You can tune the DLM Engine for tasks such as running multiple concurrent policies and handling multiple files.

Run Multiple Concurrent Policies

Perform the following steps to run multiple concurrent policies in DLM:

Log in to Ambari.
Set the beacon_quartz_thread_pool property to a value greater than the number of policies required to run concurrently.

Handle Multiple Files

For the DLM Engine to handle multiple files that are listed, ensure that it has sufficient memory.

Under /etc/beacon/conf/beacon_env.ini, set the heap value as applicable for BEACON_SERVER_HEAP paramenter. The default value is Xmx2048m. For example, if you want to increase the memory to 4 GB, set the value to be BEACON_SERVER_HEAP= -Xmx4096m.

The default value is sufficient to handle one million files on source dataset. If you have higher number of files in source dataset, change the heap value accordingly.

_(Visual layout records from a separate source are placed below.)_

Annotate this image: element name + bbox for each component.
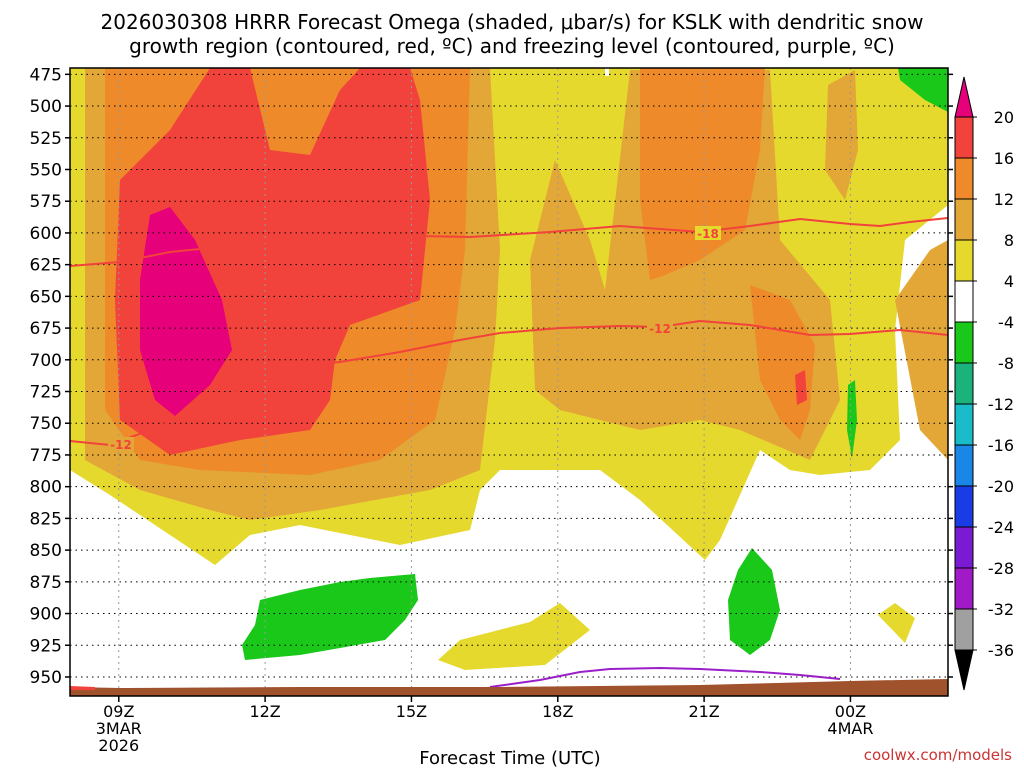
colorbar-label-20: 20 bbox=[994, 108, 1014, 127]
y-tick-label-625: 625 bbox=[30, 256, 62, 276]
colorbar-segment-16 bbox=[954, 157, 974, 200]
y-tick-label-800: 800 bbox=[30, 478, 62, 498]
colorbar-label--28: -28 bbox=[988, 559, 1014, 578]
colorbar-segment--20 bbox=[954, 485, 974, 528]
colorbar-segment-20 bbox=[954, 116, 974, 159]
y-tick-label-925: 925 bbox=[30, 636, 62, 656]
chart-title-line1: 2026030308 HRRR Forecast Omega (shaded, … bbox=[101, 10, 924, 34]
contour-minus18-upper bbox=[70, 217, 948, 267]
y-tick-label-575: 575 bbox=[30, 192, 62, 212]
y-tick-label-550: 550 bbox=[30, 160, 62, 180]
y-tick-label-525: 525 bbox=[30, 129, 62, 149]
colorbar-segment--24 bbox=[954, 526, 974, 569]
chart-title-line2: growth region (contoured, red, ºC) and f… bbox=[129, 34, 895, 58]
colorbar-segment-12 bbox=[954, 198, 974, 241]
colorbar-top-arrow bbox=[954, 76, 974, 118]
y-tick-label-725: 725 bbox=[30, 383, 62, 403]
contour-minus12-lower bbox=[70, 319, 948, 447]
colorbar-label--36: -36 bbox=[988, 641, 1014, 660]
colorbar-label--16: -16 bbox=[988, 436, 1014, 455]
plot-border bbox=[69, 67, 949, 697]
colorbar-label-12: 12 bbox=[994, 190, 1014, 209]
y-tick-label-475: 475 bbox=[30, 65, 62, 85]
y-tick-label-825: 825 bbox=[30, 509, 62, 529]
x-tick-label-00Z: 00Z bbox=[835, 702, 866, 721]
colorbar-label--24: -24 bbox=[988, 518, 1014, 537]
colorbar-label--4: -4 bbox=[998, 313, 1014, 332]
y-tick-label-700: 700 bbox=[30, 351, 62, 371]
x-tick-label-18Z: 18Z bbox=[542, 702, 573, 721]
y-tick-label-650: 650 bbox=[30, 287, 62, 307]
x-tick-label-21Z: 21Z bbox=[688, 702, 719, 721]
contour-label-minus12-right: -12 bbox=[649, 322, 671, 336]
x-tick-year-09Z: 2026 bbox=[98, 736, 139, 755]
colorbar-label--32: -32 bbox=[988, 600, 1014, 619]
contour-label-minus12-left: -12 bbox=[110, 438, 132, 452]
x-tick-label-15Z: 15Z bbox=[396, 702, 427, 721]
colorbar-label--12: -12 bbox=[988, 395, 1014, 414]
grid bbox=[70, 73, 948, 678]
omega-region-gt20 bbox=[140, 207, 232, 416]
freezing-level-contour bbox=[489, 666, 841, 688]
y-tick-label-850: 850 bbox=[30, 541, 62, 561]
colorbar-segment--8 bbox=[954, 362, 974, 405]
colorbar-label-16: 16 bbox=[994, 149, 1014, 168]
plot-area bbox=[70, 68, 948, 696]
x-tick-date-09Z: 3MAR bbox=[96, 719, 142, 738]
colorbar-segment--16 bbox=[954, 444, 974, 487]
vertical-grid bbox=[118, 68, 851, 696]
colorbar-segment-8 bbox=[954, 239, 974, 282]
colorbar-segment--12 bbox=[954, 403, 974, 446]
x-tick-label-09Z: 09Z bbox=[103, 702, 134, 721]
colorbar-bottom-arrow bbox=[954, 649, 974, 691]
y-tick-label-500: 500 bbox=[30, 97, 62, 117]
colorbar-label--20: -20 bbox=[988, 477, 1014, 496]
colorbar-label--8: -8 bbox=[998, 354, 1014, 373]
contour-label-minus18: -18 bbox=[697, 227, 719, 241]
colorbar-segment--4 bbox=[954, 321, 974, 364]
contour-labels: -12 -18 -12 bbox=[108, 226, 721, 452]
omega-region-neg4-neg8 bbox=[242, 574, 418, 660]
x-tick-label-12Z: 12Z bbox=[249, 702, 280, 721]
y-tick-label-900: 900 bbox=[30, 605, 62, 625]
terrain bbox=[70, 679, 948, 696]
colorbar-segment-4 bbox=[954, 280, 974, 323]
credit-text: coolwx.com/models bbox=[864, 746, 1012, 764]
y-tick-label-775: 775 bbox=[30, 446, 62, 466]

HDFS replication fails with connection refused error on the HA cluster

In a HA-enabled clusters, two parameters, namely, yarn.resourcemanager.connect.max-wait.ms and yarn.resourcemanager.connect.retry-interval.ms are used to connect to Resource Manager (RM). The default values are -1 and 30 seconds respectively. In case of the first parameter, the client waits indefinitely to connect to the RM. And in case of the other parameter, YARN waits for upto 30 seconds to connect with each RM.

To overcome the connectivity problems, in Beacon, a new parameter called yarn_rm_connect_timeout is added, which can overwrite yarn.resourcemanager.connect.max-wait.ms value. The default value of yarn_rm_connect_timeout is set to120 seconds in Beacon. It ensures that all four RMs are tried. You can tune this parameter based on your setup.